J'ai la chance, dans le grand groupe humain porteur de handicaps et / ou de maladies invisibles, d'en avoir dégotté une qui n'est "pas pire" à gérer, une fois qu'on est arrivé à trouver le bon dosage dans le traitement.

Ne vous méprenez pas, tant qu'on y est pas arrivé, c'est un enfer. Un enfer dans lequel on se sent rarement compris.

Parce que tout le monde a déjà été "fatigué".

Du coup une fois que vous avez dit que vous êtes chroniquement fatigué(e) et qu'en plus vous dormez mal, on vous plaint cinq secondes, et éventuellement on vous enchaîne sur le bébé matinalement éveillé, ou le chat du voisin qui a miaulé et qu'on est soi-même un peu crevé, ce matin, qu'on irait bien se recoucher ou faire une sieste.

Or, il n'y a pas de mots pour décrire ce fond du trou des très grandes fatigues. Ça parlera à ceux qui me connaissent le mieux, je crois être une personne capable de rebond, d'optimisme et de faire au mieux avec ce qu'on a.

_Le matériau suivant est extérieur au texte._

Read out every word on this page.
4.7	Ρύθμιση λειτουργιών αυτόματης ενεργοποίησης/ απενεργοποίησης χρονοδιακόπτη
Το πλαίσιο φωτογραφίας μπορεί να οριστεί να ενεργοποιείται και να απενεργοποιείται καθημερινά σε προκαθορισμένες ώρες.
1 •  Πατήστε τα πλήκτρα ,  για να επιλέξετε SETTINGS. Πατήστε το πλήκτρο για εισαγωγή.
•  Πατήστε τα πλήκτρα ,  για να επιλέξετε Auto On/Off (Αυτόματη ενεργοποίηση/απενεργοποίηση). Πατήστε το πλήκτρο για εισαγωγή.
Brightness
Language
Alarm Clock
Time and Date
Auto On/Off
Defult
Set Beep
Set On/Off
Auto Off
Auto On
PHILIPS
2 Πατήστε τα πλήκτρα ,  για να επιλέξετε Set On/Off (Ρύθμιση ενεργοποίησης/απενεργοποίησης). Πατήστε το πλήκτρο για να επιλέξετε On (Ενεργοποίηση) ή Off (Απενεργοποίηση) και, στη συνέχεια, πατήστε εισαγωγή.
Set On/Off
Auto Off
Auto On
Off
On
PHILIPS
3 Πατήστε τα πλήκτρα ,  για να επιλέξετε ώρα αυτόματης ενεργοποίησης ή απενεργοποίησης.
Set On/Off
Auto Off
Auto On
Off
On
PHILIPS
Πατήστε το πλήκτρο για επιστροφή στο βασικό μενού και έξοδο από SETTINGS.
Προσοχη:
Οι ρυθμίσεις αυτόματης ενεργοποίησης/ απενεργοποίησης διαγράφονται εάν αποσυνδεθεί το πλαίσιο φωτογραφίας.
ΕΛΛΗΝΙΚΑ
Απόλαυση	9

Et certains jours au plus profond de l'hypothyroïdie, il m'est arrivé de pense que quand je serai morte, au moins je n'aurais plus à faire avec cette fatigue.

Autant vous dire que ça fait un peu bizarre quand on a pas trop l'habitude de subir des pensées sombres au long cours. Sans parler des choix peste ou choléra qu'on fait pour survivre, comme réduire à néant sa vie sociale parce que zapper l'une des rares siestes possibles, c'est pas envisageable. Rien à voir, donc, avec le fait d'être "normalement" fatigué par une vie d'adulte.

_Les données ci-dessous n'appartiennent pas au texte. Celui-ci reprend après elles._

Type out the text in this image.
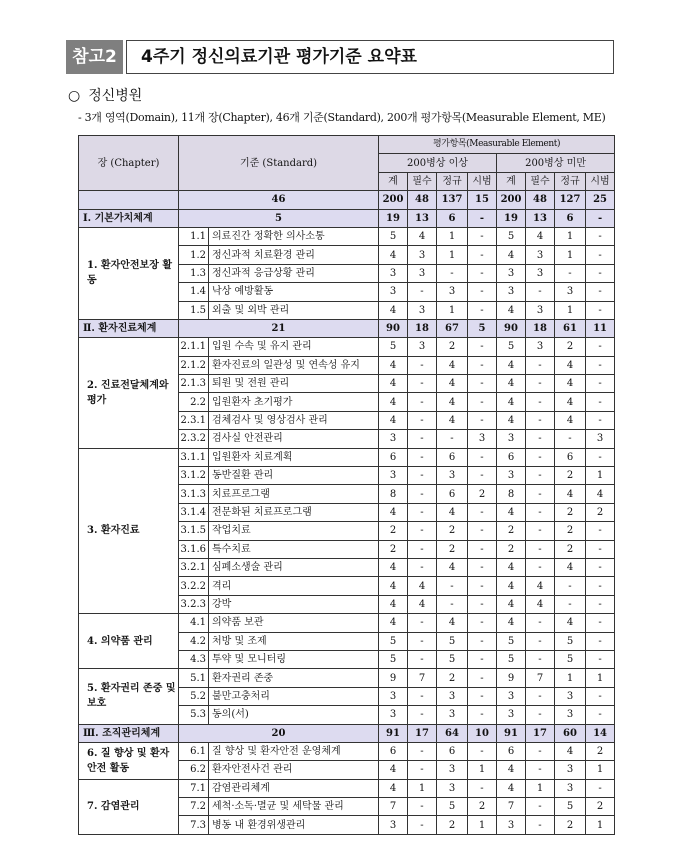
참고2	4주기 정신의료기관 평가기준 요약표
○ 정신병원
- 3개 영역(Domain), 11개 장(Chapter), 46개 기준(Standard), 200개 평가항목(Measurable Element, ME)
장 (Chapter)	기준 (Standard)		평가항목(Measurable Element)							
			200병상 이상				200병상 미만			
			계	필수	정규	시범	계	필수	정규	시범
	46		200	48	137	15	200	48	127	25
Ⅰ. 기본가치체계	5		19	13	6	-	19	13	6	-
1. 환자안전보장 활동	1.1	의료진간 정확한 의사소통	5	4	1	-	5	4	1	-
	1.2	정신과적 치료환경 관리	4	3	1	-	4	3	1	-
	1.3	정신과적 응급상황 관리	3	3	-	-	3	3	-	-
	1.4	낙상 예방활동	3	-	3	-	3	-	3	-
	1.5	외출 및 외박 관리	4	3	1	-	4	3	1	-
Ⅱ. 환자진료체계	21		90	18	67	5	90	18	61	11
2. 진료전달체계와 평가	2.1.1	입원 수속 및 유지 관리	5	3	2	-	5	3	2	-
	2.1.2	환자진료의 일관성 및 연속성 유지	4	-	4	-	4	-	4	-
	2.1.3	퇴원 및 전원 관리	4	-	4	-	4	-	4	-
	2.2	입원환자 초기평가	4	-	4	-	4	-	4	-
	2.3.1	검체검사 및 영상검사 관리	4	-	4	-	4	-	4	-
	2.3.2	검사실 안전관리	3	-	-	3	3	-	-	3
3. 환자진료	3.1.1	입원환자 치료계획	6	-	6	-	6	-	6	-
	3.1.2	동반질환 관리	3	-	3	-	3	-	2	1
	3.1.3	치료프로그램	8	-	6	2	8	-	4	4
	3.1.4	전문화된 치료프로그램	4	-	4	-	4	-	2	2
	3.1.5	작업치료	2	-	2	-	2	-	2	-
	3.1.6	특수치료	2	-	2	-	2	-	2	-
	3.2.1	심폐소생술 관리	4	-	4	-	4	-	4	-
	3.2.2	격리	4	4	-	-	4	4	-	-
	3.2.3	강박	4	4	-	-	4	4	-	-
4. 의약품 관리	4.1	의약품 보관	4	-	4	-	4	-	4	-
	4.2	처방 및 조제	5	-	5	-	5	-	5	-
	4.3	투약 및 모니터링	5	-	5	-	5	-	5	-
5. 환자권리 존중 및 보호	5.1	환자권리 존중	9	7	2	-	9	7	1	1
	5.2	불만고충처리	3	-	3	-	3	-	3	-
	5.3	동의(서)	3	-	3	-	3	-	3	-
Ⅲ. 조직관리체계	20		91	17	64	10	91	17	60	14
6. 질 향상 및 환자안전 활동	6.1	질 향상 및 환자안전 운영체계	6	-	6	-	6	-	4	2
	6.2	환자안전사건 관리	4	-	3	1	4	-	3	1
7. 감염관리	7.1	감염관리체계	4	1	3	-	4	1	3	-
	7.2	세척·소독·멸균 및 세탁물 관리	7	-	5	2	7	-	5	2
	7.3	병동 내 환경위생관리	3	-	2	1	3	-	2	1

Mais, pour moi, ça va mieux, beaucoup mieux, je retrouve ma vie et l'entrain qui l'accompagne généralement avec grand plaisir, et un petit sentiment d'irréalité accompagne les souvenirs des pires moments. Comment ça a été possible (et merci la chimie).

Il n'en reste pas moins que je garde en mémoire le déni que font les autres, souvent très involontairement, de ce qui vous arrive.

Ça ne se voit pas donc ça s'oublie vite.

Quand j'ai dit à mes chefs et + 1 et + 2 que j'avais un japonais, ils m'ont fait part de leur grande compassion, et puis basta, par exemple. Comme je suis du genre combatif, j'ai fait ce que je devais et considérablement puisé dans des maigres ressources pour faire le job, minimiser les impacts sur mon travail. Mais ça m'a coûté (et ça a dû coûter à mon amoureux). Sans parler des fois où je suis arrivée au bureau en me disant que chouette, la fatigue ne m'avait pas encore tuée sur la route.

Bref, à aucun moment on ne m'a proposé de voir avec les RH ou la médecine du travail si on pouvait aménager des choses pour que je reste une salarié qui fait bien son boulot sans me tuer à la tâche. Pas parce que je suis dans une entreprise où on s'en fout, juste parce que bon, être fatigué, hein, tout le monde l'est. Ce n'est pas une maladie. Sans déconner.

Ça a tenu, tant mieux. J'ai réussi à en rire, parfois, à faire avec, la plupart du temps. A ne pas être trop en colère avec les comparaisons douteuses.

Je suis combative, ça m'a servi. Ça m'a peut-être aussi pris des ressources que je regretterai un jour, on verra bien. Ça m'a tenue, très certainement, aussi, cet engagement vis-à-vis de moi à bien faire mon boulot.

Mais je pense à tous ceux qui portent un handicap ou une maladie invisible, et pour qui la vie professionnelle et le suivi d'un traitement contraignant, à heures fixes, ou à effets secondaires (ou le contrôle de leur état, par exemple, pour les diabétiques) devient une mission impossible, ou bien une mission qui bouffe une énergie dont on a besoin par ailleurs.

Et je trouve ça injuste.

Les maladies et ou handicaps invisibles, c'est un peu la double peine.

J'ai de la chance, la mienne ne met pas en cause ma survie ou ma mobilité. Mais ce n'est pas le cas pour tous et je leur adresse ici de fraternelles pensées.